ALTIN MADENCİLİĞİNDE ÖDENEN VERGİ YÜZDE 30
TÜMAD Madencilik tesisinde altın dore dökümü de yapıldı. Altın madenin nasıl çalıştığı, altın madeninin çıkarılmasında hangi işlemlerin gerçekleştirildiği konusunda TÜMAD Entegre Yönetim Sistemleri ve Sürdürülebilirlik Müdürü Bilge Küçükaytan açıklamalar yaptı. Küçükaytan, “Türkiye’de altın madenciliği ile ilgili bazı yanlış bilgiler var. Örneğin altın madenciliğinden elde edilen gelirin büyük kısmının madenciye kaldığı söylenir. Ancak tüm işlemler açık ve nettir. Üretilen altının yaklaşık yüzde 55’i maliyettir. Yüzde 30’luk kısmı da vergi olarak devlete ödenir. Lapseki altın madeninde 2019’dan bugüne kadar ödenen devlet hakkı 280 milyon TL’dir. Ürettiğimiz her altın Türkiye Cumhuriyeti Merkez Bankası tarafından satın alınıyor. Altının farklı bir yere satılması ya da gönderilmesi mümkün değildir. Tüm işlemler kayıtlıdır. Türkiye’nin altın konusunda açığı var. Türkiye yılda ortalama 40 ton altın üretiyor. İthal edilen altın miktarı ise yaklaşık 160 tondur. Altın ithalatı için harcanan miktar ise yaklaşık 10 milyar dolardır.” dedi.

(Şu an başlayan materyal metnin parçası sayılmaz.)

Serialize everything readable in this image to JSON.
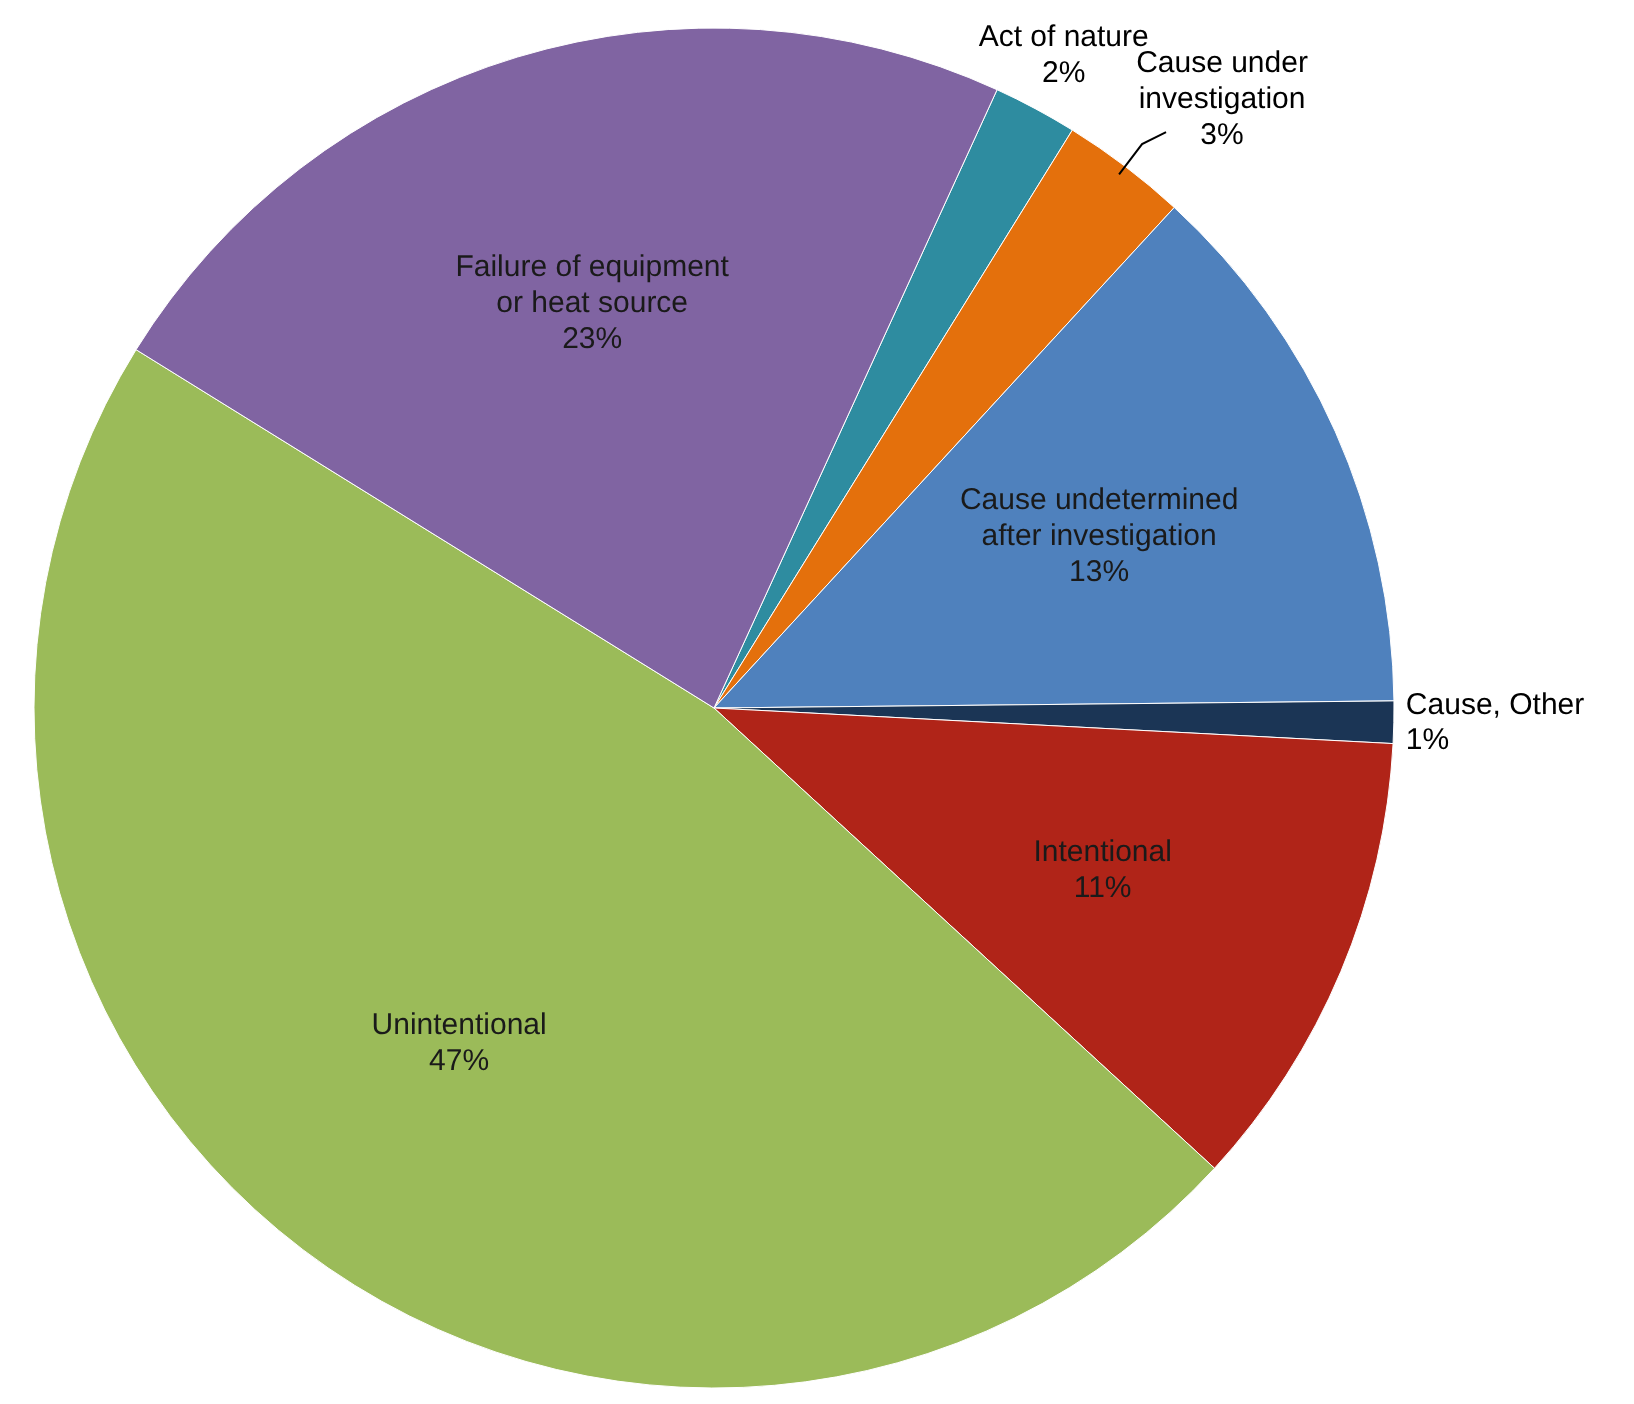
{
  "chart_data": {
    "type": "pie",
    "categories": [
      "Act of nature",
      "Cause under investigation",
      "Cause undetermined after investigation",
      "Cause, Other",
      "Intentional",
      "Unintentional",
      "Failure of equipment or heat source"
    ],
    "values": [
      2,
      3,
      13,
      1,
      11,
      47,
      23
    ],
    "value_labels": [
      "2%",
      "3%",
      "13%",
      "1%",
      "11%",
      "47%",
      "23%"
    ],
    "colors": [
      "#2e8ca0",
      "#e4700c",
      "#4f81bd",
      "#1b3555",
      "#b02418",
      "#9bbb59",
      "#8064a2"
    ]
  }
}
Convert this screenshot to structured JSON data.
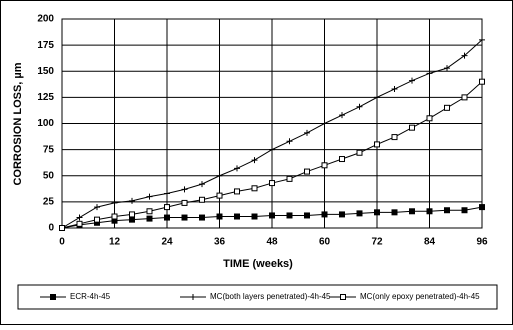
{
  "chart_data": {
    "type": "line",
    "xlabel": "TIME (weeks)",
    "ylabel": "CORROSION LOSS, µm",
    "x": [
      0,
      4,
      8,
      12,
      16,
      20,
      24,
      28,
      32,
      36,
      40,
      44,
      48,
      52,
      56,
      60,
      64,
      68,
      72,
      76,
      80,
      84,
      88,
      92,
      96
    ],
    "series": [
      {
        "name": "ECR-4h-45",
        "color": "#000000",
        "marker": "filled-square",
        "values": [
          0,
          3,
          5,
          7,
          8,
          9,
          10,
          10,
          10,
          11,
          11,
          11,
          12,
          12,
          12,
          13,
          13,
          14,
          15,
          15,
          16,
          16,
          17,
          17,
          20
        ]
      },
      {
        "name": "MC(both layers penetrated)-4h-45",
        "color": "#000000",
        "marker": "plus",
        "values": [
          0,
          10,
          20,
          24,
          26,
          30,
          33,
          37,
          42,
          50,
          57,
          65,
          75,
          83,
          91,
          100,
          108,
          116,
          125,
          133,
          141,
          148,
          153,
          165,
          180
        ]
      },
      {
        "name": "MC(only epoxy penetrated)-4h-45",
        "color": "#000000",
        "marker": "open-square",
        "values": [
          0,
          4,
          8,
          11,
          13,
          16,
          20,
          24,
          27,
          31,
          35,
          38,
          43,
          47,
          54,
          60,
          66,
          72,
          80,
          87,
          96,
          105,
          115,
          125,
          140
        ]
      }
    ],
    "xlim": [
      0,
      96
    ],
    "xticks": [
      0,
      12,
      24,
      36,
      48,
      60,
      72,
      84,
      96
    ],
    "ylim": [
      0,
      200
    ],
    "yticks": [
      0,
      25,
      50,
      75,
      100,
      125,
      150,
      175,
      200
    ],
    "grid": true,
    "legend": "bottom"
  }
}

‘EBRD KEÇİ SAYISINI DAHİ KONTROL EDİYOR’
TÜMAD’ın Lapseki’de bulunan altın madeninin Avrupa İmar ve Kalkınma Bankası’ndan (EBRD) kredi kullandığına dikkat çeken Küçükaytan, “EBRD, bir kredi kullandırırken her şeyi en ince ayrıntısına kadar inceler. Çevresel etkisinden, madenin etrafında yaşayan insanların ekonomik durumuna kadar her şeyi mercek altına alır. En ufak bir olumsuzluk olduğunda dahi hesap sorar. EBRD ile imzaladığımız anlaşmaya göre istihdam edileceklerin çok büyük bir kısmı çevre bölgelerden yapılmak zorundadır. Bununla da bitmez altın madeni faaliyetlerinin sona ermesinden sonra çevre halkının mağdur olmamasını garanti etmemizi ister. Madencilik faaliyeti neticesinde oluşacak tozdan, bölgedeki tarımsal faaliyetlerin sürdürülebilirliğine kadar her şeyi rapor ediyoruz. Bizim dışımızda nedenlerden dolayı bölgedeki toz oranı artsa dahi, toz oranı düşene kadar işletmemizdeki çalışmalarımızı durdururuz. Hatta bölgedeki bir çiftçinin yaptığı keçi satışı sonrasında keçi varlığının bir anda 200 adet düşmesi sonrasında EBRD bizimle temasa geçti. Nedenini sordu. Tüm denetimler haricinde EBRD’nin takibindeyiz aslında.” diye konuştu.
İSTEYEN HERKES MADENİ ZİYARET EDEBİLİR
Madenlerinin istenilen her an ziyarete açık olduğunu ve gelenleri ‘Çevre ve üretim teknolojisi anlamında dünyanın en güvenli altın madenine hoşgeldiniz’ diyerek karşıladıklarını söyleyen Küçükaytan, “Dünyada 800’in üzerinde benzer metotlarda üretim yapan altın madeni var. Bunların çoğu ABD, Yeni Zelanda ve Avustralya gibi gelişmişliğini tamamlanmış ülkelerde bulunuyor. Buna rağmen dünyanın çevre ve üretim teknolojisi bakımından tek örnek gösterilebilen altın madeniyiz. Türkiye’de ve dünyada altın madenciliği yapanlar belli standartların üzerindedir. Biz de aldığımız Uluslararası Siyanür Kodu (ICMC) ile dünyanın en güvenli maden sahalarından biri olduk. Tesislerimizi inceleyen yetkililer standartların çok üzerinde bir üretim yaptığımızı teyit etti.” ifadelerini kullandı.